Sono passati dieci anni… Un film dove il desiderio è protagonista, attraverso la storia dell’architetto che rimane chiuso nel museo con la giovane Sandra, nascondendole di possedere le chiavi per uscire. Violentandola, in apparenza. E difendendosi da solo al processo per stupro che ne consegue. Una storia, un film che fece scalpore, così come faceva rabbia quel personaggio che parlava di immagine femminile e di arte in un’aula di tribunale. Nessuna vera e propria violenza, nessuna folle aggressione, ma nemmeno bontà, pietà oppure “normalità” di rapporto. Un’entità sconosciuta, temibile aveva attratto e legato un uomo e una donna: il desiderio.

 

«Sandra: Ha una potenza di carattere che costringe alla sessualità, anche se una donna non vuole. Senza dire molte cose o semplicemente parlando di arte, muove realtà profonde che ognuno ha il diritto di tenere nascoste… Ed ha adoperato anche la sua forza fisica anche se non mi ha fatto del male. Sapeva che non potevo difendermi perché non potevo fuggire, non potevo scegliere coscientemente e lucidamente, aveva un potere, le chiavi, che non ha condiviso con me. Mi ha costretto, anche se non con la violenza fisica, a rapporti sessuali che io non avevo deciso di avere. Mi ha ferito irridendo le mie difficoltà sessuali. Non è stato buono in una assurda e violenta ricerca di una bellezza impossibile…

[…]

Giovanni: Che devo fare?

Architetto: Io non ho mai fatto nulla, si tratta di essere in un certo modo…

Giovanni: … “Essere in un certo modo”, che significa?… e in che modo?…

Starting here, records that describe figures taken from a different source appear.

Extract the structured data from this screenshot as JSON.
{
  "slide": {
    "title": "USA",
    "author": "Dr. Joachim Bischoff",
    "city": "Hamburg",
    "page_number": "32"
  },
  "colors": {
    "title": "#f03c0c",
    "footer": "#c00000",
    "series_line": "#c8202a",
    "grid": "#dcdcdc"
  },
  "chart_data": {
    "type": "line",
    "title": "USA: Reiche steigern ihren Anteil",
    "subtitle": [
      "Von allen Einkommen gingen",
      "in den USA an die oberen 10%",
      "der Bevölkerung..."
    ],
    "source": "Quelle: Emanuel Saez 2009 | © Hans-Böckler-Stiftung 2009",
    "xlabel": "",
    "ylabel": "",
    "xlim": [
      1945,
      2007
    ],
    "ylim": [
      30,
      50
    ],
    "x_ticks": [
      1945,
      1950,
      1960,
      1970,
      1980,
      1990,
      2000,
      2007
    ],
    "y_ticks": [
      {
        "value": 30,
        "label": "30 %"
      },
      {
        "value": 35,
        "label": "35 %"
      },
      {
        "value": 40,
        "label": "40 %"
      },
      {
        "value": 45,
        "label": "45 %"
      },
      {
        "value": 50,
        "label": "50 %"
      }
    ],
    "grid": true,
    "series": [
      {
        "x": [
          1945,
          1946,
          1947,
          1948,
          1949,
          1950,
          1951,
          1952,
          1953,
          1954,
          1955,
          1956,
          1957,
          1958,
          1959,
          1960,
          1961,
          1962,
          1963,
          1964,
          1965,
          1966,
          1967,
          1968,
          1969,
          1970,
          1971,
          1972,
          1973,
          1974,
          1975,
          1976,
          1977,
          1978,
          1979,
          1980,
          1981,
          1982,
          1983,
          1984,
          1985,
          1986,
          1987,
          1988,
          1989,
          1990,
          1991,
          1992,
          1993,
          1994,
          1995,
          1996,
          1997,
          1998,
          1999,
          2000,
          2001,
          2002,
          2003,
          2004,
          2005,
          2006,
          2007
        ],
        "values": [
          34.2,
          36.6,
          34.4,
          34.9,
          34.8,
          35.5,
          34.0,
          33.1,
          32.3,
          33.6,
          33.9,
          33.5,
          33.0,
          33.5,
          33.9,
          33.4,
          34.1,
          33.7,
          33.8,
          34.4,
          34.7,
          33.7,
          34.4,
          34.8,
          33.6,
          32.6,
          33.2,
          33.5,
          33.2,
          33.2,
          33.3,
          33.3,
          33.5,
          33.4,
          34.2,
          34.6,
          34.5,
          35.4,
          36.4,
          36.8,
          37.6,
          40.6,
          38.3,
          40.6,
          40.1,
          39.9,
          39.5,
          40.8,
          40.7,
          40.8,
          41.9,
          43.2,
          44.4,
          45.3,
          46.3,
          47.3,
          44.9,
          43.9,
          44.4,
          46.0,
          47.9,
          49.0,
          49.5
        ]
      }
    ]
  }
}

Architetto: Significa essere l’opposto delle donne, mai essere come loro… diversità e solitudine. Solitudine interna e… qualche volta materiale… Hanno un segreto, che non ti danno mai spontaneamente, bisogna costringerle, però poi sono felici di essere state “violentate”… e non te lo riconoscono mai, anzi ti denunciano e forse hanno ragione, perché hanno toccato qualcosa che non troveranno mai più nella vita, nella vita si trova appunto il volersi bene e gli esseri umani preferiscono volersi bene… rispettarsi, proteggersi, compatirsi, amarsi così... piuttosto che cercare quell’“impossibile bellezza” di cui ha parlato Sandra nella deposizione, che poi ha voluto rinnegare… per averla conosciuta…»

 

Ecco fatto. Altre sei pagine sconclusionate in cui si parla anche di libri

Ma forse ho trovato l’auspicata terza ipotesi: non sono d’accordo. Né con il concetto astratto di “desiderio” esternato da Eco, né con gli uomini che sbavano sui calendari delle modelle (quando va bene), né con le donne che si prestano al gioco. E neppure con la Chiesa, che chiude un occhio su qualunque perversione, tranne sul rapporto sano tra uomo e donna.

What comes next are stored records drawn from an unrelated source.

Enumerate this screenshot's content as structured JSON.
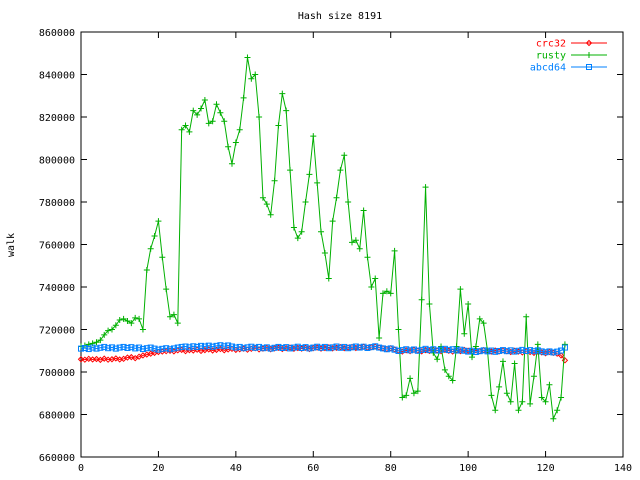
{
  "chart_data": {
    "type": "line",
    "title": "Hash size 8191",
    "xlabel": "",
    "ylabel": "walk",
    "xlim": [
      0,
      140
    ],
    "ylim": [
      660000,
      860000
    ],
    "xticks": [
      0,
      20,
      40,
      60,
      80,
      100,
      120,
      140
    ],
    "yticks": [
      660000,
      680000,
      700000,
      720000,
      740000,
      760000,
      780000,
      800000,
      820000,
      840000,
      860000
    ],
    "grid": false,
    "legend": "top-right",
    "x": [
      0,
      1,
      2,
      3,
      4,
      5,
      6,
      7,
      8,
      9,
      10,
      11,
      12,
      13,
      14,
      15,
      16,
      17,
      18,
      19,
      20,
      21,
      22,
      23,
      24,
      25,
      26,
      27,
      28,
      29,
      30,
      31,
      32,
      33,
      34,
      35,
      36,
      37,
      38,
      39,
      40,
      41,
      42,
      43,
      44,
      45,
      46,
      47,
      48,
      49,
      50,
      51,
      52,
      53,
      54,
      55,
      56,
      57,
      58,
      59,
      60,
      61,
      62,
      63,
      64,
      65,
      66,
      67,
      68,
      69,
      70,
      71,
      72,
      73,
      74,
      75,
      76,
      77,
      78,
      79,
      80,
      81,
      82,
      83,
      84,
      85,
      86,
      87,
      88,
      89,
      90,
      91,
      92,
      93,
      94,
      95,
      96,
      97,
      98,
      99,
      100,
      101,
      102,
      103,
      104,
      105,
      106,
      107,
      108,
      109,
      110,
      111,
      112,
      113,
      114,
      115,
      116,
      117,
      118,
      119,
      120,
      121,
      122,
      123,
      124,
      125
    ],
    "series": [
      {
        "name": "crc32",
        "color": "#ff0000",
        "marker": "diamond",
        "values": [
          706000,
          705800,
          706200,
          705900,
          706100,
          705700,
          706300,
          705800,
          706000,
          706400,
          705900,
          706200,
          706800,
          707000,
          706500,
          707200,
          707800,
          708200,
          708600,
          709000,
          709400,
          709600,
          709800,
          710000,
          709700,
          710200,
          710400,
          709800,
          710300,
          710100,
          710500,
          709900,
          710300,
          710600,
          710100,
          710400,
          710800,
          710200,
          710600,
          710900,
          710400,
          710700,
          711000,
          710500,
          710900,
          711200,
          710600,
          711000,
          711300,
          710700,
          711100,
          711400,
          710800,
          711200,
          711500,
          710900,
          711300,
          711000,
          711400,
          710800,
          711200,
          711500,
          711000,
          711300,
          711600,
          711100,
          711400,
          711700,
          711200,
          711500,
          711800,
          711300,
          711600,
          711900,
          711400,
          711700,
          712000,
          711500,
          711200,
          710800,
          711200,
          710600,
          710000,
          709600,
          710200,
          709800,
          710400,
          710000,
          709700,
          710300,
          709900,
          710500,
          710100,
          709800,
          710400,
          710000,
          709600,
          710200,
          709800,
          710400,
          710000,
          709600,
          710200,
          709800,
          710300,
          709900,
          709600,
          710100,
          709700,
          710200,
          709800,
          709400,
          710000,
          709600,
          709200,
          709800,
          709400,
          709000,
          709600,
          709200,
          708800,
          709400,
          709000,
          708600,
          707800,
          705500
        ]
      },
      {
        "name": "rusty",
        "color": "#00b000",
        "marker": "plus",
        "values": [
          712000,
          712500,
          713000,
          713500,
          714000,
          715000,
          717500,
          719500,
          720000,
          722000,
          724500,
          725000,
          724000,
          723000,
          725500,
          725000,
          720000,
          748000,
          758000,
          764000,
          771000,
          754000,
          739000,
          726000,
          727000,
          723000,
          814000,
          816000,
          813000,
          823000,
          821000,
          824000,
          828000,
          817000,
          818000,
          826000,
          822000,
          818000,
          806000,
          798000,
          808000,
          814000,
          829000,
          848000,
          838000,
          840000,
          820000,
          782000,
          779000,
          774000,
          790000,
          816000,
          831000,
          823000,
          795000,
          768000,
          763000,
          766000,
          780000,
          793000,
          811000,
          789000,
          766000,
          756000,
          744000,
          771000,
          782000,
          795000,
          802000,
          780000,
          761000,
          762000,
          758000,
          776000,
          754000,
          740000,
          744000,
          716000,
          737000,
          738000,
          737000,
          757000,
          720000,
          688000,
          689000,
          697000,
          690000,
          691000,
          734000,
          787000,
          732000,
          709000,
          706000,
          712000,
          701000,
          698000,
          696000,
          712000,
          739000,
          718000,
          732000,
          707000,
          712000,
          725000,
          723000,
          710000,
          689000,
          682000,
          693000,
          705000,
          690000,
          686000,
          704000,
          682000,
          686000,
          726000,
          685000,
          698000,
          713000,
          688000,
          686000,
          694000,
          678000,
          682000,
          688000,
          713000
        ]
      },
      {
        "name": "abcd64",
        "color": "#0080ff",
        "marker": "square",
        "values": [
          711000,
          711300,
          710800,
          711500,
          711000,
          711400,
          711800,
          711200,
          711600,
          711000,
          711500,
          711800,
          711300,
          711700,
          711100,
          711500,
          710800,
          711200,
          711500,
          711000,
          710500,
          710900,
          711200,
          710700,
          711100,
          711500,
          711800,
          712000,
          711600,
          712100,
          711800,
          712300,
          712000,
          712400,
          711900,
          712300,
          712600,
          712100,
          712500,
          712000,
          711500,
          711800,
          711200,
          711600,
          711900,
          711400,
          711800,
          711200,
          711600,
          711000,
          711400,
          711800,
          711300,
          711700,
          711100,
          711500,
          711900,
          711300,
          711700,
          711100,
          711500,
          711900,
          711400,
          711800,
          711200,
          711600,
          712000,
          711400,
          711800,
          711200,
          711600,
          712000,
          711500,
          711900,
          711300,
          711700,
          712100,
          711500,
          711100,
          710700,
          711100,
          710500,
          709900,
          710300,
          710700,
          710200,
          710600,
          710000,
          710400,
          710900,
          710300,
          710700,
          710100,
          710500,
          710900,
          710300,
          710700,
          710100,
          710500,
          710000,
          709600,
          710000,
          709400,
          709800,
          710200,
          709700,
          710100,
          709500,
          709900,
          710300,
          709800,
          710200,
          709600,
          710000,
          710400,
          709900,
          710300,
          709800,
          710200,
          709700,
          709300,
          709700,
          709200,
          709600,
          710100,
          711500
        ]
      }
    ]
  }
}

La “terza ipotesi” mi fa essere d’accordo solo con chi pensa che occorra superare la paura del desiderio, di quello vero! Non della bramosia travestita, della gastronomica visione del sesso, del possesso narcisistico e  annullante.

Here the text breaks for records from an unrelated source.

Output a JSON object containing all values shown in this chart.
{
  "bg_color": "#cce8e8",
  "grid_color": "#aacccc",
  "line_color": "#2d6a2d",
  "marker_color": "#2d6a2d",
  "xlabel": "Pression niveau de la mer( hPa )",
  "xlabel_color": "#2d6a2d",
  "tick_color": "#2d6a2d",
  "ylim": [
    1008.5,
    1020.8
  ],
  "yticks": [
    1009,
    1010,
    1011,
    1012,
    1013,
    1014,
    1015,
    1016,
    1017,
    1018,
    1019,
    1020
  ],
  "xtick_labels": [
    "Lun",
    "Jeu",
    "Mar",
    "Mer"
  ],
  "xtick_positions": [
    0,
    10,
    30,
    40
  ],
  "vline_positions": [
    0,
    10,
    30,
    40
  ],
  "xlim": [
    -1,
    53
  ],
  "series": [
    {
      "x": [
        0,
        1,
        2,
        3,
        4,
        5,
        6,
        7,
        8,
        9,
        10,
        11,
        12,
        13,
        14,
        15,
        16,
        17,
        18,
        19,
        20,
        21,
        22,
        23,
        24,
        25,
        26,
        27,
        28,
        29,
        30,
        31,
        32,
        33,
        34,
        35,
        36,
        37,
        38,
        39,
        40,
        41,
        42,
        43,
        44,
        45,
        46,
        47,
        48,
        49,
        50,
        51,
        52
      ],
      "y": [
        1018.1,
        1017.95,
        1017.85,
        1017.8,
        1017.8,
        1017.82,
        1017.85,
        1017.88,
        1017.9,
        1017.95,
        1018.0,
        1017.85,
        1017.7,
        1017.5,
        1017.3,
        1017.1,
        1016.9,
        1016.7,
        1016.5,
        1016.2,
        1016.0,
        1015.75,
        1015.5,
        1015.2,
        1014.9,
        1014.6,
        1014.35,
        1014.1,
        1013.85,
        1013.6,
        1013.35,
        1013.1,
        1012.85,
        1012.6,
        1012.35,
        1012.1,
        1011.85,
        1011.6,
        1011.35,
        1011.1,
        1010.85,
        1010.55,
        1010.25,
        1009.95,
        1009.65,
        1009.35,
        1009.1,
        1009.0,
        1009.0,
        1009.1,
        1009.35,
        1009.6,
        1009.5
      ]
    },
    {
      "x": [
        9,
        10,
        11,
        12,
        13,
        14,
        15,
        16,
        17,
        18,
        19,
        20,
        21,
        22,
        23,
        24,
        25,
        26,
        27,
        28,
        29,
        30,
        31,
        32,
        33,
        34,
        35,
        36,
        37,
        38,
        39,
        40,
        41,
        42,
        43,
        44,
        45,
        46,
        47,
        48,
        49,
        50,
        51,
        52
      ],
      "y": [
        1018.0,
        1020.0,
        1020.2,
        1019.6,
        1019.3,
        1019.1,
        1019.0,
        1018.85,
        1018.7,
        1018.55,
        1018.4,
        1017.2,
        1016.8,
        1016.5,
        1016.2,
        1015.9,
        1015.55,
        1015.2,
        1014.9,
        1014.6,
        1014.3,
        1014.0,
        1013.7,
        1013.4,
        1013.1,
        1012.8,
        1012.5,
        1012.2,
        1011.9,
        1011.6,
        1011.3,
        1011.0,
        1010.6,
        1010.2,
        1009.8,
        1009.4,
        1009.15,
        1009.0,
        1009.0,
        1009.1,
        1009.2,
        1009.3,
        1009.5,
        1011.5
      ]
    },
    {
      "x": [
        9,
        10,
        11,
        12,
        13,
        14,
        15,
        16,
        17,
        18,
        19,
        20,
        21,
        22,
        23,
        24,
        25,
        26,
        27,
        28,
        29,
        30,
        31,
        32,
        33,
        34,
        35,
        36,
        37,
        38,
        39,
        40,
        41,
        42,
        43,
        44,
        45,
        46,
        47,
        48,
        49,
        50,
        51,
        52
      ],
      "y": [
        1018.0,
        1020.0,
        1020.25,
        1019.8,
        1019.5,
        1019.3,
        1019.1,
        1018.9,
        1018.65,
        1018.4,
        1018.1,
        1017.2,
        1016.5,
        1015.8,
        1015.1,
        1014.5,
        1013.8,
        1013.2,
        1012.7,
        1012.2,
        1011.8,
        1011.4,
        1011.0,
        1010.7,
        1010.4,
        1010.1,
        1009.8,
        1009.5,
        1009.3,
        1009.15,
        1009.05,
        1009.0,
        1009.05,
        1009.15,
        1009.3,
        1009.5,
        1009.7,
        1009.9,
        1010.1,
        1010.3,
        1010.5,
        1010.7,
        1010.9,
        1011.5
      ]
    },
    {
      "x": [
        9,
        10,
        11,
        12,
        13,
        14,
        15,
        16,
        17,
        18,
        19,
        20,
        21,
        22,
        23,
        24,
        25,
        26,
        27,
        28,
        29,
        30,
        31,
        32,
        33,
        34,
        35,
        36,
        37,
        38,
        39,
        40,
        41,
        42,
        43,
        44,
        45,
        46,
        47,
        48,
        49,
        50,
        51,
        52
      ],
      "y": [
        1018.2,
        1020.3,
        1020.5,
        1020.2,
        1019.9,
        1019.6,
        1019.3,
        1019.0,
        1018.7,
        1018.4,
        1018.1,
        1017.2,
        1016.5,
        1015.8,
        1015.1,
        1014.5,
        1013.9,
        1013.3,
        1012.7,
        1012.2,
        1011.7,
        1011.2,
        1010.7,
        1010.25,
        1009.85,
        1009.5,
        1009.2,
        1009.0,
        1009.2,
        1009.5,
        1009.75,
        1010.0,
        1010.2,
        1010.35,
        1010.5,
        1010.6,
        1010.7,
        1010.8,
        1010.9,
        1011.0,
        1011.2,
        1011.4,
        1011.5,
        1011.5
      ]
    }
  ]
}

E per il desiderio vero, l’unico possibile, tra un uomo e una donna, mettere in gioco tutto, lasciarsi andare, saper perdere la testa.

È un lavoro difficile, essendo necessarie tante, forse troppe doti per non soccombere ad una simile prospettiva: identità, vitalità, creatività, sanità mentale… Per chi non le possiede c’è davvero il rischio di andare incontro alla “follia”!